Pat dry each piece of food you are frying with paper towels.
Set out three pie plates or other wide, shallow containers. Fill one with a thick layer of cornstarch. Fill the second about one-third full of milk or milk substitute. Beat an egg into the milk until the mixture is smooth and creamy. Fill the third with a thick layer of flour, breadcrumbs or your coating of choice.
Season the milk and egg mixture with salt, pepper, and herbs and spices you like, matching them to the food that you are frying. For example, add poultry seasoning for fried chicken; chili powder, cumin, thyme and oregano to fish intended for tacos; and a bit of lemon pepper and ginger for Asian vegetables. You may also season the flour or breadcrumbs.
Coat each morsel to be fried first in the cornstarch, covering it completely and shaking off the excess. Dip the coated food into the egg-and-milk mixture, coating it thoroughly. Roll the wet morsel into the dry flour, coating it completely.
Dip the coated food back into the milk mixture and roll it in the flour again. Pat the coating gently onto the food with your fingertips. Place the double-dipped morsels onto a plate lined with a paper towel as you finish them.
Place a paper towel on top of the coated food. Seal the plate gently with a length or two of plastic cling wrap. Don’t pull it too tight, but make sure that all of the edges are sealed. Place the plate into the refrigerator and let the food sit for at least 60 minutes. This helps the coating to harden a bit, which will keep it on the food.
Fill a skillet about halfway full of oil. Heat the oil over medium-high heat until a fry thermometer reads at least 350 degrees F. If you so not have a fry thermometer, the oil is hot when a few crumbs of flour tossed into it sizzle.
Place the coated morsels into the hot oil a few at a time, being careful not to crowd the pan. Cook them without moving them according to what kind of food you’re preparing – chicken breasts or steak can take seven to nine minutes, while chicken fingers or fish requires four to six minutes.
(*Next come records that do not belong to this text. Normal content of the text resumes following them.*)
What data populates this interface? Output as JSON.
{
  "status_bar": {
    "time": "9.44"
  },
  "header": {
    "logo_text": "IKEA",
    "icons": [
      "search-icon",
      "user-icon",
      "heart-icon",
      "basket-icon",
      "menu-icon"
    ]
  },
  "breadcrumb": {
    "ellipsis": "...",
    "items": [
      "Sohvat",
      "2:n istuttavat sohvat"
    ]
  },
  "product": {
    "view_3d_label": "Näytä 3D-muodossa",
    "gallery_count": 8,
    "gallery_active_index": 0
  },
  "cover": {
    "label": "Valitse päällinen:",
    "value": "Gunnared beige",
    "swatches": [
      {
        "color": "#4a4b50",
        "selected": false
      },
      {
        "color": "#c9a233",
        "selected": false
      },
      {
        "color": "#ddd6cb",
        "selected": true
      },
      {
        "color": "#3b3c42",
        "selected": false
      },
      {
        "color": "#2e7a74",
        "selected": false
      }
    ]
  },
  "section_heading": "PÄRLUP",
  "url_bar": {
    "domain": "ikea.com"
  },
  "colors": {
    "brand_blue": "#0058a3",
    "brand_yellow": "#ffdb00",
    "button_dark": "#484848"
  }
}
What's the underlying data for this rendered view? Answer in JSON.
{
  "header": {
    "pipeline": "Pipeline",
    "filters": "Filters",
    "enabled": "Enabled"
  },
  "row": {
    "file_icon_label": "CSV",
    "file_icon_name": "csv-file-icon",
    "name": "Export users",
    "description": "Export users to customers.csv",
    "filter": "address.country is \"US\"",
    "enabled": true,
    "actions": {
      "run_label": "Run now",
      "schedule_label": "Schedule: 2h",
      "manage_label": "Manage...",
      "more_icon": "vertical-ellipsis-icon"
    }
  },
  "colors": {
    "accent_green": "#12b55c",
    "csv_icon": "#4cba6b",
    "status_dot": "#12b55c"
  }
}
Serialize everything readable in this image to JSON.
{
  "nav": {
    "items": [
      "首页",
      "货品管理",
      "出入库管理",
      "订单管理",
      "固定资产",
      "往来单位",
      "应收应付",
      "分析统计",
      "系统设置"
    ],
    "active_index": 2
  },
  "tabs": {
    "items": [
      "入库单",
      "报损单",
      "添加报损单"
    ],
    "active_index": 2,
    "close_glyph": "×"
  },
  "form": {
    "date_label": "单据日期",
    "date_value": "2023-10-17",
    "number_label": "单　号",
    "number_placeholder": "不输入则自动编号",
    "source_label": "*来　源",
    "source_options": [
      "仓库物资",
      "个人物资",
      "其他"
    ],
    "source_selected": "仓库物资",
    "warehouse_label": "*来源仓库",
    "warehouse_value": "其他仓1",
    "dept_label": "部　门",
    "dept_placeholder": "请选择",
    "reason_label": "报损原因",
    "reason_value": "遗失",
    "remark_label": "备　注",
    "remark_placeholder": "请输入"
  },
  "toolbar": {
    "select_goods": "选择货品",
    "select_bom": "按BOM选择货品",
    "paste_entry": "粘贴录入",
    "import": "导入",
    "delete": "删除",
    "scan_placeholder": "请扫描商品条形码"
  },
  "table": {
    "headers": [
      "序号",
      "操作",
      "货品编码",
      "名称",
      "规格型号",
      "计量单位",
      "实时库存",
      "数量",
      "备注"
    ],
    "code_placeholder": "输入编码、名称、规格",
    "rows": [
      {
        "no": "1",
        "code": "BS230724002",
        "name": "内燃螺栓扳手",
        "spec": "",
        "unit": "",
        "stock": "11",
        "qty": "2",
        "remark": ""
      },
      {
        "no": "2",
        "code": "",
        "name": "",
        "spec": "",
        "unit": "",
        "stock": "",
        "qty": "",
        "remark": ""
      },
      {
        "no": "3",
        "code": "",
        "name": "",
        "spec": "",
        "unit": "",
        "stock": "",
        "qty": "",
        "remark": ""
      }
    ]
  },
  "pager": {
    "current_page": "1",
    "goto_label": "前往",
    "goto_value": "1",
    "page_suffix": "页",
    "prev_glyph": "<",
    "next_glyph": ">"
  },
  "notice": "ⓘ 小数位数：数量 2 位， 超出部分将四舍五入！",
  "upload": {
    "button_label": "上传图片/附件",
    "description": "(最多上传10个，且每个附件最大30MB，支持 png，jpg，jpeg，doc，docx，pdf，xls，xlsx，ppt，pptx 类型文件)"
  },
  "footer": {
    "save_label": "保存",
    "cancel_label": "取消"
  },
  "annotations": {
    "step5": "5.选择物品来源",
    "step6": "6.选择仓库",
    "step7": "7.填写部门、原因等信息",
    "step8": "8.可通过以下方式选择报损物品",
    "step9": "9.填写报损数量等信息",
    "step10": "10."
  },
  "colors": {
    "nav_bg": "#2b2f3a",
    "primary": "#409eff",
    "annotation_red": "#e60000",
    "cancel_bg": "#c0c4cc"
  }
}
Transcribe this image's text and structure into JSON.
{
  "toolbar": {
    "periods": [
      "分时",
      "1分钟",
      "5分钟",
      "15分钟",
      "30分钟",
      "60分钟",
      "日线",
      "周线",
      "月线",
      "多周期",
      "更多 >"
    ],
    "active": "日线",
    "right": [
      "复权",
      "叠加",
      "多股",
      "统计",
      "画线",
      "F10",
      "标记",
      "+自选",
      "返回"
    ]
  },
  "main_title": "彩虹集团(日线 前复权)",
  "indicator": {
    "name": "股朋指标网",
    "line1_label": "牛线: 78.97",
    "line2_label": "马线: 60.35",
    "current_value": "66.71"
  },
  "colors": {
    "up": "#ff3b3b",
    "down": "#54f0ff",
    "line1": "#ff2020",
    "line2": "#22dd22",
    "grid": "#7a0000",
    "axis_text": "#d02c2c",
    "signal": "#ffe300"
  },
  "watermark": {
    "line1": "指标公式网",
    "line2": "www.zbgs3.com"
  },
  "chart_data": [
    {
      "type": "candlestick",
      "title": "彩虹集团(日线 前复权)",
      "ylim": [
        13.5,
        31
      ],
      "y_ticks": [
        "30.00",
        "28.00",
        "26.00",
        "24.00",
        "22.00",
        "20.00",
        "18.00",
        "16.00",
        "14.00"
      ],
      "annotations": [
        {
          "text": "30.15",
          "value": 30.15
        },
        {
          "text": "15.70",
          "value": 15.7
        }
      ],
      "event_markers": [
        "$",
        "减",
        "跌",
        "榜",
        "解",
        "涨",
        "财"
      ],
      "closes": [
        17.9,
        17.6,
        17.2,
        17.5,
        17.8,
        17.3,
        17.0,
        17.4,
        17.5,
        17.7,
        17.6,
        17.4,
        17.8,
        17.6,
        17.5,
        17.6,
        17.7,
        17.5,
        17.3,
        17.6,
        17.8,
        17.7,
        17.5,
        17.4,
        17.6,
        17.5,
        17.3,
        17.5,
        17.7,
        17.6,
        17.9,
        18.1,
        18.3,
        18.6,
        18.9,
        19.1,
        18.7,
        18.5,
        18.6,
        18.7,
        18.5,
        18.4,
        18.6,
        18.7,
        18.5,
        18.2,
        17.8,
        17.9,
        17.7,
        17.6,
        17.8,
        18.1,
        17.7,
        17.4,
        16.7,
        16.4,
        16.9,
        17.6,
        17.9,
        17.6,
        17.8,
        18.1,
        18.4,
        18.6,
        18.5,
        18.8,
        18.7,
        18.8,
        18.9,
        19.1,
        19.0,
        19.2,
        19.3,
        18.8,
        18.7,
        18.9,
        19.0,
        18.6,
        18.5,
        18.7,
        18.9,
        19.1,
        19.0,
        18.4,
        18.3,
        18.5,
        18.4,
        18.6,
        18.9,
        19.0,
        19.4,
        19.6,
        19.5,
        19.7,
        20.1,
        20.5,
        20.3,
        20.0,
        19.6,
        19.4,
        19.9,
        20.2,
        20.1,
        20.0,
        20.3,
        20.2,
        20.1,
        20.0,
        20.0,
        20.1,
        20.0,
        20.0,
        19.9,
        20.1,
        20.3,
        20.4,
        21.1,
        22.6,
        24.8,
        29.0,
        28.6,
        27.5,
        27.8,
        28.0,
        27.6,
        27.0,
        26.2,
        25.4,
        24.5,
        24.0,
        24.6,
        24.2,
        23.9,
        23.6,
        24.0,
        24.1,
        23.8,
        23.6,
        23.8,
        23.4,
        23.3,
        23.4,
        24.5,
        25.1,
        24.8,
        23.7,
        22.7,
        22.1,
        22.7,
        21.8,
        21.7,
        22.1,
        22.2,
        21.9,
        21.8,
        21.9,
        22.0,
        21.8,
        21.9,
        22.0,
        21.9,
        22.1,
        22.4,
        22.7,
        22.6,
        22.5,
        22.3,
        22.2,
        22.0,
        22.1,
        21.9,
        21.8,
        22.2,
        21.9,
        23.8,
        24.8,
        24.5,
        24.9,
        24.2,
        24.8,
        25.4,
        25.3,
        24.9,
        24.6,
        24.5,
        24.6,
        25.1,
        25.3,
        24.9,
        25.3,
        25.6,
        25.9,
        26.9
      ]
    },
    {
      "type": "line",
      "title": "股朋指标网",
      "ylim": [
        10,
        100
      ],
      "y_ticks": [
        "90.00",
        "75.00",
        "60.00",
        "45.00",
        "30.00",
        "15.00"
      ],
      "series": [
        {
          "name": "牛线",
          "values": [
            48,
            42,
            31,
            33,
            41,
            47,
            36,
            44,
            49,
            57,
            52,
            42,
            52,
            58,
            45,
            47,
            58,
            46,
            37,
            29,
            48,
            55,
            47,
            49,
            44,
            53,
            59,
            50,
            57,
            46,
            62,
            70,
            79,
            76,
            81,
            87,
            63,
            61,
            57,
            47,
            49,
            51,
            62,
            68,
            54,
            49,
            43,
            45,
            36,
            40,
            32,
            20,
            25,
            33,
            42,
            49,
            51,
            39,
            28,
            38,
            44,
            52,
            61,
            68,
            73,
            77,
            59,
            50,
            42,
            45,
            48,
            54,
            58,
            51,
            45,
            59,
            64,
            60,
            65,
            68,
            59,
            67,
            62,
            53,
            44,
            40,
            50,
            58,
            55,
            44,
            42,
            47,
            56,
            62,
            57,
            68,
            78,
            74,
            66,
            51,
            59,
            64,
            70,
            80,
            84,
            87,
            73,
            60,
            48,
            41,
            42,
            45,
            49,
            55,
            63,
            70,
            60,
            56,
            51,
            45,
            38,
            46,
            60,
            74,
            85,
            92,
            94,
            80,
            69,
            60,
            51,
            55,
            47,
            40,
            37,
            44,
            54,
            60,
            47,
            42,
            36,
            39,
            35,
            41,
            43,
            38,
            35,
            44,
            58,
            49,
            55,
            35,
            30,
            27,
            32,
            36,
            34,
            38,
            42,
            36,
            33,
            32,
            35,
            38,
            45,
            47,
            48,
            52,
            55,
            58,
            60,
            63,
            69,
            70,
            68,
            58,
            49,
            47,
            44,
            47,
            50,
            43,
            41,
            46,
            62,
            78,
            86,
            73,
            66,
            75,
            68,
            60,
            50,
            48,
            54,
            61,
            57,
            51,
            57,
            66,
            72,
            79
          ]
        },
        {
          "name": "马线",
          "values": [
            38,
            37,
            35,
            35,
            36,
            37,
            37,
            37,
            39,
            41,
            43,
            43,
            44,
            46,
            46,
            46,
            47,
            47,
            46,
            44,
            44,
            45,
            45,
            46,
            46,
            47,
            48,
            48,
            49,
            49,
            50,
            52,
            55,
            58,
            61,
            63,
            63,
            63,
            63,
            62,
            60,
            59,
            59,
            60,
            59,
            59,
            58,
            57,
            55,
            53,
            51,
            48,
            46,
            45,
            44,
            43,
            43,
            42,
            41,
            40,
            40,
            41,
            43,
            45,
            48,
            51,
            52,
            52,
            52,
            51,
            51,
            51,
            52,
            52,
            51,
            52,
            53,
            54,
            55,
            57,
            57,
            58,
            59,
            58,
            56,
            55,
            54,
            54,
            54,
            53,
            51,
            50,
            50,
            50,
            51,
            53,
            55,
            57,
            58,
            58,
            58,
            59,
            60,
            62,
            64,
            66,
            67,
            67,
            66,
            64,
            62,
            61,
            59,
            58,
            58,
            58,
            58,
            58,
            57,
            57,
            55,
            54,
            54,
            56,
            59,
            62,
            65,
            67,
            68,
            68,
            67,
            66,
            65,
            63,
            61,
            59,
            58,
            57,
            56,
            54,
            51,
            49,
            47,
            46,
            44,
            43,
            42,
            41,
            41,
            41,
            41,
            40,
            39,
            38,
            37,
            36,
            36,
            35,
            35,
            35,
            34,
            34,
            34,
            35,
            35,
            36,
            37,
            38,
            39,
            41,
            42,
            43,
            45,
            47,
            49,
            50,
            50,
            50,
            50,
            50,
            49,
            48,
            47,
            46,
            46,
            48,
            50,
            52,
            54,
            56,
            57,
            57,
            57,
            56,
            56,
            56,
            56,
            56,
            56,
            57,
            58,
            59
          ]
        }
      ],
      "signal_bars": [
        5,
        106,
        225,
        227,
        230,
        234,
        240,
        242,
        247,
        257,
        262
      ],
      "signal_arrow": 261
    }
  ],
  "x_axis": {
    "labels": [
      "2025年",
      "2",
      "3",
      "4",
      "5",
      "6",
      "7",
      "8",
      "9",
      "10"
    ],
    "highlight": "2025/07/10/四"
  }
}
Tougher vegetables may take three to five minutes, and shrimp or scallops can be ready to turn over in as little as one to two minutes.
Turn the food carefully with tongs and let it cook for the same amount of time used for the first side. Check the doneness of proteins with an instant-read thermometer. Beef, pork and fish are done at 145 F, while poultry is done at 165 F. Shrimp and scallops are done when they are fully opaque on the inside. Oysters are done when the coating is crisp and golden.
Place fried foods on a clean plate lined with a double-thickness of paper towels to drain. If you are cooking several batches, set the platter into a warm oven to keep them hot.
Things You'll Need
Flour or breadcrumbs
Plastic cling wrap
Fry coated foods in small batches. Let the oil come back to its optimal temperature between batches to help seal the coating so that it adheres instead of dissolving.
Do not use the same platter for cooked foods that you used for the raw, breaded food to avoid possible cross-contamination, especially in the case of meat, poultry or seafood.